“What you really need to get,” Chris said, “is some counseling, so that they can all move and you can be OK with whatever that means.” During this period, every tussle between us started this way. Chris was fed up, which made him slip on his Dad-as-Scrooge hat, while I was forced into the defensive crouch of protecting my young.
“What if it means Dan ends up homeless?”
Chris said, “You know that isn’t what I want.”
“But you could be”—I made air quotes—“ ‘OK with that’?”
The battle was on, each of us digging deep for insults, me insisting that Chris couldn’t love “the old kids” because they had come from my first marriage, him hurling back the truth that I was doing laundry for 11, plus working two jobs, and the power bill was higher by half.
The next day, we were both abashed. But I agreed that I should be the one to write down the “exit strategy” goals.
Before I could, we went to a matinee performance of Next to Normal, a musical in which Marty played two roles—to luminous effect. The same night, as I went to look for the guys with my list, I overheard them upstairs telling the youngest three a story. I lingered outside the door. “When we were little like you, before Mom married Dad, she had no money,” Rob was saying.
“We don’t have much now!” Atticus pointed out. Even he knew that Chris and I had been wiped out years earlier by an investment theft.
“Well,” Rob went on, “every Friday night we would go to the diner for hot dogs and fries, and then Mom would take us on moon walks. One night, we walked around the outside of the zoo in the dark and tried to guess which animals were making which sounds...”

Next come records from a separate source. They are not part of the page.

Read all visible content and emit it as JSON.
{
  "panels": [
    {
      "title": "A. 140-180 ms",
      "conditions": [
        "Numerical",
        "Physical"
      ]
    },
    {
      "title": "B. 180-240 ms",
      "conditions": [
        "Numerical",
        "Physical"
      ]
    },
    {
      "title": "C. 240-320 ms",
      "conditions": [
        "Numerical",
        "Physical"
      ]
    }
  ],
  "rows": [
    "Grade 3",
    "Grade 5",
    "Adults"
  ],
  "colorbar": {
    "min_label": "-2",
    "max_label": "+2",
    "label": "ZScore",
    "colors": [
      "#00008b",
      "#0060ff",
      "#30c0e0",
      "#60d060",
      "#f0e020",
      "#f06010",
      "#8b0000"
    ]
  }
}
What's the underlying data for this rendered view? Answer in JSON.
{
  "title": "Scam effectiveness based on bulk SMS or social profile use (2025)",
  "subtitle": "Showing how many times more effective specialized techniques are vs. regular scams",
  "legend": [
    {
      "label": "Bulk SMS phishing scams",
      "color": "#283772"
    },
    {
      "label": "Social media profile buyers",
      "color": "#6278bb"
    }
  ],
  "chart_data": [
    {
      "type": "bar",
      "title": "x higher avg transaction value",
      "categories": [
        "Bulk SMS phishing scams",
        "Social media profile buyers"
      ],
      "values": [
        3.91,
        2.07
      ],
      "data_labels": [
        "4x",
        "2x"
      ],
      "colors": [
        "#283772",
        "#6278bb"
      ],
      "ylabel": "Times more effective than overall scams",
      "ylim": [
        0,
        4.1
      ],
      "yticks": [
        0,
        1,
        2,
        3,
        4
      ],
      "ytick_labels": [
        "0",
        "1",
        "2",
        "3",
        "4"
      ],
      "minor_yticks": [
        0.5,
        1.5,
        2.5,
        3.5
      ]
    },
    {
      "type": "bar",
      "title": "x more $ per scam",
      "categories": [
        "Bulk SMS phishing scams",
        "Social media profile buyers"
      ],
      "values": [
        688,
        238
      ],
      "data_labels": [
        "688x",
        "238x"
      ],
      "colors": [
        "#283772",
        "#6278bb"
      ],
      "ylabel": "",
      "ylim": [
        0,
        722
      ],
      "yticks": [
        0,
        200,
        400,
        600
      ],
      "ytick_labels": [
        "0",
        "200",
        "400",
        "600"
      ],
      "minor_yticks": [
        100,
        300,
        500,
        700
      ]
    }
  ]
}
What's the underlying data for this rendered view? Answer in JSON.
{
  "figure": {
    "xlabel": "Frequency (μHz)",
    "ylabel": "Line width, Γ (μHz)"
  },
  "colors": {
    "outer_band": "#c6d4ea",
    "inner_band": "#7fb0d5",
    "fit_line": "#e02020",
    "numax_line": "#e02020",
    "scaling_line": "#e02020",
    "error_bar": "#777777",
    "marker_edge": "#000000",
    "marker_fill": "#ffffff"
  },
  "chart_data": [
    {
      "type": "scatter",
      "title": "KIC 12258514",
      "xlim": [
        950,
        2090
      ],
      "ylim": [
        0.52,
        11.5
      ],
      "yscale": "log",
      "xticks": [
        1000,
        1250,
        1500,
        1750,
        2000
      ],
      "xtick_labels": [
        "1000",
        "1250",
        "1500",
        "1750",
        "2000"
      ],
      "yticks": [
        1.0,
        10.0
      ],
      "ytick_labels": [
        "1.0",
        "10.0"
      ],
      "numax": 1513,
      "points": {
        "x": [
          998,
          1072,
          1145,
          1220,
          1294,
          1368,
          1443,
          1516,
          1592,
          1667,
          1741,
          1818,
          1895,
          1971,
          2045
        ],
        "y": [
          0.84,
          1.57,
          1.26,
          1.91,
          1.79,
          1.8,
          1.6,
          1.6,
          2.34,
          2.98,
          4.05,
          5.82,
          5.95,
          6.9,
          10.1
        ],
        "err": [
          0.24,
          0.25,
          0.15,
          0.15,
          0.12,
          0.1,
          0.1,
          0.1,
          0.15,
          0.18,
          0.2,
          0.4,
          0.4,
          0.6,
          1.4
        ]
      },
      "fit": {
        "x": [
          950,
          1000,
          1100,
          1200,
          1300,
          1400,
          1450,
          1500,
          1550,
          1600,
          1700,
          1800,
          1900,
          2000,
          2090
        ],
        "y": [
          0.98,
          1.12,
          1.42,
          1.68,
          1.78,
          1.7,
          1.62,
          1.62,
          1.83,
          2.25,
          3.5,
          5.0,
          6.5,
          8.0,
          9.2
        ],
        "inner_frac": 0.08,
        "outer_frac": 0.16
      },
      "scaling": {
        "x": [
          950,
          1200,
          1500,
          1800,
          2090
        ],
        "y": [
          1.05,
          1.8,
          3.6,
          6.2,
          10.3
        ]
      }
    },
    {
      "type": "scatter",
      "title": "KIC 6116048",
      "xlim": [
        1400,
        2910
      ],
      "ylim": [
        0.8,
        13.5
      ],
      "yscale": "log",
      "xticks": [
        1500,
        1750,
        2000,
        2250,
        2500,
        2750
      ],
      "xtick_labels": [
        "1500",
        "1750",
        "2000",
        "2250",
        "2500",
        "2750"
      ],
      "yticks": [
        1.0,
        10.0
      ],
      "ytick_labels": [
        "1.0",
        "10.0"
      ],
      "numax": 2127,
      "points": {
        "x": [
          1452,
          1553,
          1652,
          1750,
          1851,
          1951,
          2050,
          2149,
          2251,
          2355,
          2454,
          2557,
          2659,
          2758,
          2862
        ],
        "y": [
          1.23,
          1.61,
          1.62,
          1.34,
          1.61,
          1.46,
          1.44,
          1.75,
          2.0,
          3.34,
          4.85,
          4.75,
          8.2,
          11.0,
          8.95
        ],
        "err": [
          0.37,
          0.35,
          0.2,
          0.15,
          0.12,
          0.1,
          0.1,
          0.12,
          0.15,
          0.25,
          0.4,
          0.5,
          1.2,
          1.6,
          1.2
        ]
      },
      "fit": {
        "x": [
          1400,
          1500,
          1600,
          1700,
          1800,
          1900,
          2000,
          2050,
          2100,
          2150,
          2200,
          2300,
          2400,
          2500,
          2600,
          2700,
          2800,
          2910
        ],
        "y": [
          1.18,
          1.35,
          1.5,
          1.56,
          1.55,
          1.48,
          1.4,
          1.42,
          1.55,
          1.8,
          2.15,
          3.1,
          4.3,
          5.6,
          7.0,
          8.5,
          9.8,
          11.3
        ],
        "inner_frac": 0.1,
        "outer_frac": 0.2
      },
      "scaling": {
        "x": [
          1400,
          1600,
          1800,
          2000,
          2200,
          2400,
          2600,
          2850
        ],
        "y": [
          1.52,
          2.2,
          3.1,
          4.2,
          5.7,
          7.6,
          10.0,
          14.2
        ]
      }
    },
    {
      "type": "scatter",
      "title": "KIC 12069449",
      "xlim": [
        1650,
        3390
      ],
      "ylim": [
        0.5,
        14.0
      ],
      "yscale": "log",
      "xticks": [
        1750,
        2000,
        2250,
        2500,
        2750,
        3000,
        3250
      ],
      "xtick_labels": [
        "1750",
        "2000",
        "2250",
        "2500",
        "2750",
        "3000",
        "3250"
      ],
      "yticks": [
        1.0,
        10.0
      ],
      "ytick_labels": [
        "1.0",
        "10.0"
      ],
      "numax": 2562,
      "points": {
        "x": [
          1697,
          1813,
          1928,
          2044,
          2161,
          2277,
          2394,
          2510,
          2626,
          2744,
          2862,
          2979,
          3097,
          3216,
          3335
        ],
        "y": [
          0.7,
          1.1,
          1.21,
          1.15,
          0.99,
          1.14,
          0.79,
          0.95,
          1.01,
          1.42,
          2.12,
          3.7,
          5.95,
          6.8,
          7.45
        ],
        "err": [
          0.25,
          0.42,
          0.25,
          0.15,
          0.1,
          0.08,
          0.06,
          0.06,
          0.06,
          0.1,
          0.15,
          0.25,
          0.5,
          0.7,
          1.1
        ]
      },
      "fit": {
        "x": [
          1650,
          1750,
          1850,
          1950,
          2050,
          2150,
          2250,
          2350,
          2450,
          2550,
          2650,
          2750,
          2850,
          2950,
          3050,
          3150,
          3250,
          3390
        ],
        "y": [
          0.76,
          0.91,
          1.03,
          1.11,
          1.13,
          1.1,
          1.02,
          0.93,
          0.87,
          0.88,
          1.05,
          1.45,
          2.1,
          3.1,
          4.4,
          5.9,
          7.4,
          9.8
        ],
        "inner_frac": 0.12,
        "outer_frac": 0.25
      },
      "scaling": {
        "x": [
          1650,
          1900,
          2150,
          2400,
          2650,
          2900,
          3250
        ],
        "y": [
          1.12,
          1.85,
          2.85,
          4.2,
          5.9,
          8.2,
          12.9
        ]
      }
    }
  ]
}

“We go for walks in the dark sometimes!” Marta, eight, said. Still beaming from our description of Marty’s theater performance, Atticus said, “Marty, why don’t you get famous and buy Mom a big, big house like we used to have?”
Quietly, Marty said, “That’s the plan, buddy.”
With my own plan in hand, I crept back downstairs. That night, I read all those printouts again, then took my own moon walk. When I was a child, my parents and grandparents shared a house that neither couple could have afforded on their own. I remember it as the safest of havens. Of course I was providing a refuge for my kids. Worse things could happen in the world.
There would be no set of written rules. Written rules are for children, like gold stars for brushing your teeth.
I would ignore the pundits who advised that the last thing we should do was make life too comfortable for the boomerangs. Make them feel that they had washed up here through some failure of character on their part (or ours)? No way. They were welcome to share whatever food and warmth we had. But no more making me yell at them to pick up smelly socks or wet towels. No more covert “just this once” payment of their phone bills. I would commiserate; I struggled with those bills myself. But I would no longer act like a mommy. Adults sharing a common space respect one another’s possessions and privacy. I would quietly, but firmly, expect that.
Most of all, there would be no more pinning them down to an “exit date.” Making them sign such a document would only demean three kids who never planned to have to rely on their parents. Someday I would be an old woman, and I didn’t want these, my eldest ones, -discussing an “exit plan” for me.
When my attitude changed, so did theirs. I spooled back my cross or cautionary words. In return, they dialed down the sarcasm. I treated them like adults. They treated me with enhanced courtesy. A fragile peace descended.
After a couple of months, having saved some money, Rob decided to return to Madison until it was time to go to Japan. Marty will leave for New York right after Christmas.
Dan will probably stay the longest. We actually urged him to stay home for a while—to work hard and to save hard—so that, by the time he leaves, he’ll have a nest egg and smarter spending habits.